Abstract

Bedrock erosion in mountain river channels ultimately sets the erosion rate of the surrounding hillslopes and the rate of sediment supply to the channels. The supply of coarse bed sediment acts as a dampening effect on further erosion by depositing an alluvial cover that temporarily obscures the bedrock. For landscapes where the residence time of the alluvial bed cover is comparable to the timescale of bedrock incision, coarse sediment supply and transport generate a strong negative feedback on fluvial downcutting and the coupled process of hillslope‐channel erosion is inherently self‐buffering. Here we study a simple model of self‐buffered bedrock channel erosion that incorporates the spreading of bed sediment cover downstream in a way that allows for a broad‐tailed, power law probability distribution of transport velocities of bed sediment over the long‐term. This leads us to consider a nonlocal transport law (fractional advection) parameterized by a scaling exponent 0 ≤ α < 1 which collapses to local advection for α → 1. For strong sediment buffering, we find that nonlocality 1 − α has a direct control on the power law scaling of channel slope S with upstream area A, giving S ∼ A−(1−α)/2 at steady state.
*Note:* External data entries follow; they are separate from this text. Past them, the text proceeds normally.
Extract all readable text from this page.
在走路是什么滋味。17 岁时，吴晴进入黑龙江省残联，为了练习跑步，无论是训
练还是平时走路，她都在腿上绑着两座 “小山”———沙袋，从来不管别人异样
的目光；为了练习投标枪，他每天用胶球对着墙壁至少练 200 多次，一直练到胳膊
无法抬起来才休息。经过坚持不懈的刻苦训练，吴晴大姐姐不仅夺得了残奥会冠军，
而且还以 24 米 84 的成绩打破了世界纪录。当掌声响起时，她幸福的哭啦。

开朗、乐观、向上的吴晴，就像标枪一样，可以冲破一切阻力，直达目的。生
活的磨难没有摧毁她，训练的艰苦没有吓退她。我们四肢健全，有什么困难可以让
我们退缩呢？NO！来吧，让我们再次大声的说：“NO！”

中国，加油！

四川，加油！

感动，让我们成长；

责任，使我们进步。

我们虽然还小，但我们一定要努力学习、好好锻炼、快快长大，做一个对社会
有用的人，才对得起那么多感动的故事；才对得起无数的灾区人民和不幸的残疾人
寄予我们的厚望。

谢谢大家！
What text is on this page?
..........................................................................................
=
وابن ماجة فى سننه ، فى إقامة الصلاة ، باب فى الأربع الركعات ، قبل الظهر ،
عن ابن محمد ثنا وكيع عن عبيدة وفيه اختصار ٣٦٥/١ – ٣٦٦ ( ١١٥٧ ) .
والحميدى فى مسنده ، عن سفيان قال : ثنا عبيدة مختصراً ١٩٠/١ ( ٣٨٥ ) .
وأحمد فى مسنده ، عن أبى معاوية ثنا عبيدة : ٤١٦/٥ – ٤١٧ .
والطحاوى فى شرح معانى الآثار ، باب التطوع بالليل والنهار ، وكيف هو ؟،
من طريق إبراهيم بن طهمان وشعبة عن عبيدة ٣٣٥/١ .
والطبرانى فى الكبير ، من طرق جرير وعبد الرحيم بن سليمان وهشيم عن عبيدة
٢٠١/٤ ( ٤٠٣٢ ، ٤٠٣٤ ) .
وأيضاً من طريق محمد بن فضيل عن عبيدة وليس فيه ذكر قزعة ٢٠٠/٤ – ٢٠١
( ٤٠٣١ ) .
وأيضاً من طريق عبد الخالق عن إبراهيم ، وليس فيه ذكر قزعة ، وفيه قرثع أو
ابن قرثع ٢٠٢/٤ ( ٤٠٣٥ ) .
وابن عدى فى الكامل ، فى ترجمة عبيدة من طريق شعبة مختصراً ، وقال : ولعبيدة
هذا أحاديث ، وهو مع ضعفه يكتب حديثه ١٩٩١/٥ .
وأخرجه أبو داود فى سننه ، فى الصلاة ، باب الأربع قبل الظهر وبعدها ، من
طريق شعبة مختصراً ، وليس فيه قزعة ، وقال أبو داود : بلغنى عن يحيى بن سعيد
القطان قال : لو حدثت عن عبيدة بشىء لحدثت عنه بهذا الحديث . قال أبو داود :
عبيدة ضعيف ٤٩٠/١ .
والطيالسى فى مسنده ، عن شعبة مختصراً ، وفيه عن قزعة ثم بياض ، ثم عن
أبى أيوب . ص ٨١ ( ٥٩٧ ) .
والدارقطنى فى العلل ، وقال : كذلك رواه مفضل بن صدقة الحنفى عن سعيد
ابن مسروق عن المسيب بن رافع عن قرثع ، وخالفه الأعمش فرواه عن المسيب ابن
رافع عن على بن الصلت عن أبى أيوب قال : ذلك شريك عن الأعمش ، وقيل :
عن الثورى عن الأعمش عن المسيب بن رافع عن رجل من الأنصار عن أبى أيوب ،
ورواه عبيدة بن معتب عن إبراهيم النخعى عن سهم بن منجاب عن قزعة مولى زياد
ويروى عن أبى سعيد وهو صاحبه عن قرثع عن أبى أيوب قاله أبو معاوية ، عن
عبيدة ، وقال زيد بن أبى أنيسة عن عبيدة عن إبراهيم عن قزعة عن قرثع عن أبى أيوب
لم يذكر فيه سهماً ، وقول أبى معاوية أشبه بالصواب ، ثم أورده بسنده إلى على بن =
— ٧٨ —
Empirical observations of slope‐area scaling are consistent with α < 1 and nonlocal transport. In general, the model predicts linear, logarithmic, or power law stream profiles depending on the extent of buffering, the degree of nonlocality, and the scaling of the bedrock erosion law. It also predicts, somewhat counterintuitively, that bed cover should thicken with distance x downstream slower than linearly as xα, i.e., the more nonlocal the bed sediment spreading process (α → 0), the slower the bed cover increases downstream. We deduce that long‐range, heterogeneous transport of coarse sediment in mixed bedrock‐alluvial rivers may be a key element of landscape scaling and an important factor in landscape dynamics.